Olivia, my eldest daughter, caught measles when she was seven years old. As the illness took its usual course I can remember reading to her often in bed and not feeling particularly alarmed about it.

Then one morning, when she was well on the road to recovery, I was sitting on her bed showing her how to fashion little animals out of coloured pipe-cleaners, and when it came to her turn to make one herself, I noticed that her fingers and her mind were not working together and she couldn’t do anything.

‘Are you feeling all right?’ I asked her. ‘I feel all sleepy,’ she said.

In an hour, she was unconscious.
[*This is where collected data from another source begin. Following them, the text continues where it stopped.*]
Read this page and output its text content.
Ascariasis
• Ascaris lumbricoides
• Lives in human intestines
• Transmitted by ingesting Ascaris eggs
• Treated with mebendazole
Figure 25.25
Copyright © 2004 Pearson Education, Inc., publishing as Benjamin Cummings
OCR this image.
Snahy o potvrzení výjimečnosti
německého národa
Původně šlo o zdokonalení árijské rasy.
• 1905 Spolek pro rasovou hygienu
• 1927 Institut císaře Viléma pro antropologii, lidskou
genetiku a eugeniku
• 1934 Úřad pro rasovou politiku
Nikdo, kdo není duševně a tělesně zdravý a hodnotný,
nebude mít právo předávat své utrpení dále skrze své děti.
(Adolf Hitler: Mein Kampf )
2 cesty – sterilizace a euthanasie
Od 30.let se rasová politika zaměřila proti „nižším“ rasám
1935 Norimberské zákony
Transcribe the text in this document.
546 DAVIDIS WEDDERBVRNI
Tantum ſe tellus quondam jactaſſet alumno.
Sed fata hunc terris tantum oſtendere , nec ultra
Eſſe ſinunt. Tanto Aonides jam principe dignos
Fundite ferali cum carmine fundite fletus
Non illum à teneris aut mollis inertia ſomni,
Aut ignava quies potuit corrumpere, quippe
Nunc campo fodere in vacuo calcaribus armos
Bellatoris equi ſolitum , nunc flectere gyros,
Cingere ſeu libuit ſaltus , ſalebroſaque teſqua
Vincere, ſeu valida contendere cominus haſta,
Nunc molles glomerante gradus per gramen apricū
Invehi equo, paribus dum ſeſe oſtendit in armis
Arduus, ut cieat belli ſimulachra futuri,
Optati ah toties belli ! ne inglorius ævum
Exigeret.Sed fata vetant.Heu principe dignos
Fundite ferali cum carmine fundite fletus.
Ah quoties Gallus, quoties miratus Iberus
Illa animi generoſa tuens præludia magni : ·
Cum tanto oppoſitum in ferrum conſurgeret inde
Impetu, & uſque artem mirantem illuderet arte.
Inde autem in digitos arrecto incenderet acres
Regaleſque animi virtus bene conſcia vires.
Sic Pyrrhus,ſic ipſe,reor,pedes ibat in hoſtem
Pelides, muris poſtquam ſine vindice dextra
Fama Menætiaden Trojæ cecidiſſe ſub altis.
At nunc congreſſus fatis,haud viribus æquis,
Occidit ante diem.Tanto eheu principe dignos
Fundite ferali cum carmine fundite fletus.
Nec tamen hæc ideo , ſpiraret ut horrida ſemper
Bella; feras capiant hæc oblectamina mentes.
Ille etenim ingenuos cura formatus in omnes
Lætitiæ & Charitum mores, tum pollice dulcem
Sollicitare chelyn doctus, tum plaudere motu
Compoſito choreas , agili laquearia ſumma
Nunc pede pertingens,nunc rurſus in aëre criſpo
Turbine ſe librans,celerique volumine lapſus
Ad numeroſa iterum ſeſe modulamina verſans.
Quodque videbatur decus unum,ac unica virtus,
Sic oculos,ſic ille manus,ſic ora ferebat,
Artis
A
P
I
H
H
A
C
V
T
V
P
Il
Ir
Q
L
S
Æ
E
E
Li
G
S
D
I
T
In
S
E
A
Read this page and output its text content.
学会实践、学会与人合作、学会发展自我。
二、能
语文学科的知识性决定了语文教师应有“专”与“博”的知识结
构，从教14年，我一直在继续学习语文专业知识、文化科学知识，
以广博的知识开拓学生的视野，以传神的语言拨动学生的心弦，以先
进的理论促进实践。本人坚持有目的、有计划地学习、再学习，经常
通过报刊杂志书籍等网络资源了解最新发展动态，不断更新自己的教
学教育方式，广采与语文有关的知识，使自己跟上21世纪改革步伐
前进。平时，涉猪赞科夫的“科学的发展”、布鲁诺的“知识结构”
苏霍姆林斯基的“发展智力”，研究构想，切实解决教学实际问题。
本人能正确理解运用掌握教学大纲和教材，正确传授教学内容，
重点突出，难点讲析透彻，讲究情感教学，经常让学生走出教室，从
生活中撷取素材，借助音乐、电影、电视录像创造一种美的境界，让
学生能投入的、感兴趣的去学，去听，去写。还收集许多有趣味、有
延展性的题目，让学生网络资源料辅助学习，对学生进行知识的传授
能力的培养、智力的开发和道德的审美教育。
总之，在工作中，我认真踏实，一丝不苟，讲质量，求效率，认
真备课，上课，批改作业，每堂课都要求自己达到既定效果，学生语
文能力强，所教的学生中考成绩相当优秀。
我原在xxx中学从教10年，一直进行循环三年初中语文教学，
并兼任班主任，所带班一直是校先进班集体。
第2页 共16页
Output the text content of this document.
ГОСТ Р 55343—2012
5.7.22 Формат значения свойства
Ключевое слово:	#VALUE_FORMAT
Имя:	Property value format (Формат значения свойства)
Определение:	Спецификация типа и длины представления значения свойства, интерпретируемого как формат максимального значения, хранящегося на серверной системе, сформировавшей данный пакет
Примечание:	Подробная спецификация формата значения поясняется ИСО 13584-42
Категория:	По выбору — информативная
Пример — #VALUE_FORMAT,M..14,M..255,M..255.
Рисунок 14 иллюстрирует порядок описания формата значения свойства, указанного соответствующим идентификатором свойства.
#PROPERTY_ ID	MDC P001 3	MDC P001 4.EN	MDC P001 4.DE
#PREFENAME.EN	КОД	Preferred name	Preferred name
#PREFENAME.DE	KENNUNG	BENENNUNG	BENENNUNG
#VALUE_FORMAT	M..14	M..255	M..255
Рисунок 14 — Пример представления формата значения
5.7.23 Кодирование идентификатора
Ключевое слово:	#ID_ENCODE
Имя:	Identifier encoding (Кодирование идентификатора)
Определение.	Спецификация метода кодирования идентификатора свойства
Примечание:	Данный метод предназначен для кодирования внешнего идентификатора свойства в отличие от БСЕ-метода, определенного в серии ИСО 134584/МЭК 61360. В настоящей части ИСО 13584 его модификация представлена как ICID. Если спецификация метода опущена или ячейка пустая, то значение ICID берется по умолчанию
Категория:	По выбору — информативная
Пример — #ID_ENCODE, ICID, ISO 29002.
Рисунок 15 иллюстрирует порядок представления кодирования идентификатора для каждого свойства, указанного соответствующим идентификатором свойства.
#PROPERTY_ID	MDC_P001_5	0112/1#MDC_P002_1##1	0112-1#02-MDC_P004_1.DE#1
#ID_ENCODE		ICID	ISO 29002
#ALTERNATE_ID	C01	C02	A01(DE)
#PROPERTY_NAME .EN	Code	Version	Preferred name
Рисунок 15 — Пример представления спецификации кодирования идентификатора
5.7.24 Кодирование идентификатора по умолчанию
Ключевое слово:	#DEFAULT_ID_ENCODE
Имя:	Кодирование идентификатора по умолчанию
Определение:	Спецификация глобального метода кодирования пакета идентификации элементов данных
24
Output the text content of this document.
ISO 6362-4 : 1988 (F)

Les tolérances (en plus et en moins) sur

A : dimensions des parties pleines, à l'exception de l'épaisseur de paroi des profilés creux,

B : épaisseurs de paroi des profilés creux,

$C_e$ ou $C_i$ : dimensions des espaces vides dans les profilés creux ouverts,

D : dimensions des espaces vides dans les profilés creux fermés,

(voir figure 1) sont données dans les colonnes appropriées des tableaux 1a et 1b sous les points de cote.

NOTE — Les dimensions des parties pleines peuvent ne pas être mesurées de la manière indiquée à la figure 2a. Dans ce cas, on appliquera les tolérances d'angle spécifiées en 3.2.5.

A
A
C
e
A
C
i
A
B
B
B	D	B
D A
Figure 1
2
In 12 hours she was dead.

The measles had turned into a terrible thing called measles encephalitis and there was nothing the doctors could do to save her. 

That was 24 years ago, in 1962, but even now, if a child with measles happens to develop the same deadly reaction as Olivia did, there would still be nothing the doctors could do to help them.

On the other hand, there is today something that parents can do to make sure this sort of tragedy does not happen to a child of theirs. They can insist that their child is immunised against measles.

I was unable to do that for Olivia in 1962 because in those days a reliable measles vaccine had not been discovered. Today a good and safe vaccine is available to every family and all you have to do is ask your doctor to administer it.

It is not yet generally accepted that measles can be a dangerous illness. Believe me, it is.

In my opinion, parents who now refuse to have their children immunised are putting the lives of those children at risk. In America, where measles immunisation is compulsory, measles, like smallpox, has been virtually wiped out.

Here in Britain, because so many parents refuse, out of obstinacy or ignorance or fear, to allow their children to be immunised, we still have 100,000 cases of measles every year.

Out of those, more than 10,000 will suffer side-effects of one kind or another. At least 10,000 will develop ear or chest infections. About 20 will die.

LET THAT SINK IN.

Every year around 20 children will die in Britain from measles.

So what about the risks that your children will run from being immunised? They are almost non-existent. Listen to this.

In a district of around 300,000 people, there will be only one child every 250 years who will develop serious side-effects from measles immunisation! That is about a million-to-one chance.

I should think there would be more chance of your child choking to death on a chocolate bar than becoming seriously ill from a measles immunisation.

So what on earth are you worrying about? It really is almost a crime to allow your child to go unimmunised.

The ideal time to have it done is at 13 months, but it is never too late. All schoolchildren who have not yet had a measles immunisation should beg their parents to arrange for them to have one as soon as possible.

Incidentally, I dedicated two of my books to Olivia. The first was James And The Giant Peach — that was when she was still alive. 

The second was The BFG, dedicated to her memory after she had died from measles. You will see her name at the beginning of each of these books.

And I know how happy she would be if only she could know her death had helped to save a good deal of illness and death among other children.